The subject sounds large-scale—life in East Germany, before the Wall came down and while the government’s elaborate domestic spying network (Stasi) was fully in play. But writer-director Florian Henckel von Donnersmarck tells that story through a handful of characters, and three in particular—a playwright and an actress who are prominent in East German theater—and the grimly determined Stasi agent who decides to put them under intensive surveillance.
There’s a low-key political thriller lurking in all that, and it’s one in which the suspense is mostly a matter of subtle character changes and slow-brewing moral crises. The threat of violence is often present, but it’s predominantly psychic violence that ensues in this obliquely intriguing tale of state-endorsed intimidation and paranoia.
The tale that unfolds is meandering but nevertheless fascinating.
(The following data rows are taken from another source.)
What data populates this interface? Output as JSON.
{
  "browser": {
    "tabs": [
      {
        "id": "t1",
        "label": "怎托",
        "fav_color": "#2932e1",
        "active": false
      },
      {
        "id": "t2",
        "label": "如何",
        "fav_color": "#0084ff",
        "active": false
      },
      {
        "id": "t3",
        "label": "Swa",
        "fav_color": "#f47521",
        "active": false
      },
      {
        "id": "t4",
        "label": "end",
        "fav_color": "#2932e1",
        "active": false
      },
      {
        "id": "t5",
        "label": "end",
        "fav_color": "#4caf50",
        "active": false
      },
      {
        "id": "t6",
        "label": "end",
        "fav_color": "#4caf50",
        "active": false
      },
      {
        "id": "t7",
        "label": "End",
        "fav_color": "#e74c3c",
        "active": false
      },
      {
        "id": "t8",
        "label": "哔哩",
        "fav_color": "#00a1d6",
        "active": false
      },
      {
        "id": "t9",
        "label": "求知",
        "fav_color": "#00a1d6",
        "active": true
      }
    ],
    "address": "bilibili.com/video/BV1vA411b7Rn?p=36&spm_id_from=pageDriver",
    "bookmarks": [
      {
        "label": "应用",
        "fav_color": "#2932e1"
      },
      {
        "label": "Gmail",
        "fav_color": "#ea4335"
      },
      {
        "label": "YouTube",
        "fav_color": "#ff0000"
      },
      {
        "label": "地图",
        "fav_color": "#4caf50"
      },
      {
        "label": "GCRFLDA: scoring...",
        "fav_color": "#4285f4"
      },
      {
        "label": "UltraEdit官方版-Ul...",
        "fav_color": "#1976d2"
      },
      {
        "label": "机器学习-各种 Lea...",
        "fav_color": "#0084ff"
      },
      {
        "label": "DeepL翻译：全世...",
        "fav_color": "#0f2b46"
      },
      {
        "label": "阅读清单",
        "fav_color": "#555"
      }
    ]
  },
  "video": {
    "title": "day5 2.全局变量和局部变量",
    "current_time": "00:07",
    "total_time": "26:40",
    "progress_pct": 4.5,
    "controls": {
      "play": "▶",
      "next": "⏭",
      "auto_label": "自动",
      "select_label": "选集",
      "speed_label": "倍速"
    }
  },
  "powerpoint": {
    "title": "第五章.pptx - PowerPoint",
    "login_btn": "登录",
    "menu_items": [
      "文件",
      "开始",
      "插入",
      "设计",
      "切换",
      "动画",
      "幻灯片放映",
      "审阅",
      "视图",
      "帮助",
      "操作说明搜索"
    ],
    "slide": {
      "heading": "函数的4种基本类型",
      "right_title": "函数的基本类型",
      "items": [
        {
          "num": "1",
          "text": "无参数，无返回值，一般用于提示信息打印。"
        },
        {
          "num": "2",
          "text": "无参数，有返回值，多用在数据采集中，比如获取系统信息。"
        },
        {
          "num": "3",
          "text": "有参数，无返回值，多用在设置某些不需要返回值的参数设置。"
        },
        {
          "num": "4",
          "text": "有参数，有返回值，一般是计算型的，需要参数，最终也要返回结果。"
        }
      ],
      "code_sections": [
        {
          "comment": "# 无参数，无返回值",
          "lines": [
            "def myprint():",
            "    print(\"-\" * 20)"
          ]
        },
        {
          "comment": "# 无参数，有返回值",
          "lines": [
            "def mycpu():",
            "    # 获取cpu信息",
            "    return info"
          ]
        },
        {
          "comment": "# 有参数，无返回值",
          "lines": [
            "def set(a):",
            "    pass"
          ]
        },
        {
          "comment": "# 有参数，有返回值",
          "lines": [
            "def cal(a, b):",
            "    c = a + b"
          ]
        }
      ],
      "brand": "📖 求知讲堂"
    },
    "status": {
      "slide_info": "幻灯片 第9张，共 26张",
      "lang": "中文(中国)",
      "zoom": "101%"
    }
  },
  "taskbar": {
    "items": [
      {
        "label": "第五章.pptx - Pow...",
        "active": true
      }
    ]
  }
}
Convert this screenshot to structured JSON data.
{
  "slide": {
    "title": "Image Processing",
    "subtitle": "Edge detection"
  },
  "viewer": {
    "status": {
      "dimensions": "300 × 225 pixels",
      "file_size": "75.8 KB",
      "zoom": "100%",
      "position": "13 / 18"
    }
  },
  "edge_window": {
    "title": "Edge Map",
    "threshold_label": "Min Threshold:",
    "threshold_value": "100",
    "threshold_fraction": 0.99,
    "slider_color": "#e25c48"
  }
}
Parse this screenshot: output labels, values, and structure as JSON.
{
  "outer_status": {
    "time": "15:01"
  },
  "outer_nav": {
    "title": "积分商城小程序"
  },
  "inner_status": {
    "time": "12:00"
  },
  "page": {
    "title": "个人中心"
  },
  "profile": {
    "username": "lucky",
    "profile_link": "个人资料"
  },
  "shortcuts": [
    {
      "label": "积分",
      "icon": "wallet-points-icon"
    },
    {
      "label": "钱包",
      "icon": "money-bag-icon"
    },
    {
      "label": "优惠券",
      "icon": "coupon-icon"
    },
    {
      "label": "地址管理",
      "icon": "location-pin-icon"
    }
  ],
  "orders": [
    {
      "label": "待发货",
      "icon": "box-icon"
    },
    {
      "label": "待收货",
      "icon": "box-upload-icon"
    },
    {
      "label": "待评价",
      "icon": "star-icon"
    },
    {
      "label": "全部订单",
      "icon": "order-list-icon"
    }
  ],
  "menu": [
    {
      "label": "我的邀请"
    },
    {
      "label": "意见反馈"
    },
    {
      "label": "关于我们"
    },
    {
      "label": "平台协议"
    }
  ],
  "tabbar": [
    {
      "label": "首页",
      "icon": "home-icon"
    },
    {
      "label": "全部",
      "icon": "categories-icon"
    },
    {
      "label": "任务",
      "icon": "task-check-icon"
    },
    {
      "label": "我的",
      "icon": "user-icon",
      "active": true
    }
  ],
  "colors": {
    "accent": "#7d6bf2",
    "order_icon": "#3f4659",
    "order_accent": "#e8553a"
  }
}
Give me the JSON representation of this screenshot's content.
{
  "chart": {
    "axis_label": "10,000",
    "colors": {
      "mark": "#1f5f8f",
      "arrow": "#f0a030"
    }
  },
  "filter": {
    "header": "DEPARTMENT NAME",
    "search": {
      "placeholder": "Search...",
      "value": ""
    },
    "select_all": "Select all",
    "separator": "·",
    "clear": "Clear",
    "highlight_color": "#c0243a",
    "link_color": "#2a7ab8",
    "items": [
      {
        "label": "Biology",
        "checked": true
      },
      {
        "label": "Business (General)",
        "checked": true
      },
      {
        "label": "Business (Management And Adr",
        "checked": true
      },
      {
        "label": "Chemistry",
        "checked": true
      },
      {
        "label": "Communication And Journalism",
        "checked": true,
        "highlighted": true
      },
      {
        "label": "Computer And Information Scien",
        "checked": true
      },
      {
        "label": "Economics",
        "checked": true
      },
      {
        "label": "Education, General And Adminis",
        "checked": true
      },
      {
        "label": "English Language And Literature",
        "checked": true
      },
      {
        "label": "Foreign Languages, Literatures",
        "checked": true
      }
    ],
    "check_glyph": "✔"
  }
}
Donnersmarck treats all three main characters with shifting mixtures of cool detachment and cautiously sympathetic insight. This approach leads to our own patient scrutiny of all three, with varying degrees of dread and concern, and that patience gets surprising and ironic rewards in all three cases.
Martina Gedeck is a persuasive blend of glamour and insecurity as the actress, and Sebastian Koch, as the playwright, projects a weary, slightly tattered handsomeness that proves apposite. But the central performance in the film is Ulrich Mühe’s incarnation of the Stasi agent Gerd Wiesler. Mühe’s stoic sensitivity, gradually more evident as the film goes along, looms ultimately as the most haunting and provocative of the film’s social and psychological paradoxes.
Wiesler’s gradual, and small but real, transformation is offset by ironic parallels in several other characters, including an overbearing Culture Minister (Thomas Thieme) and Wiesler’s unctuous Stasi colleague (Ulrich Tukur). In the process, The Lives of Others also becomes a pungent sort of fable about political absolutism poisoning the lives of individuals and whole cultures.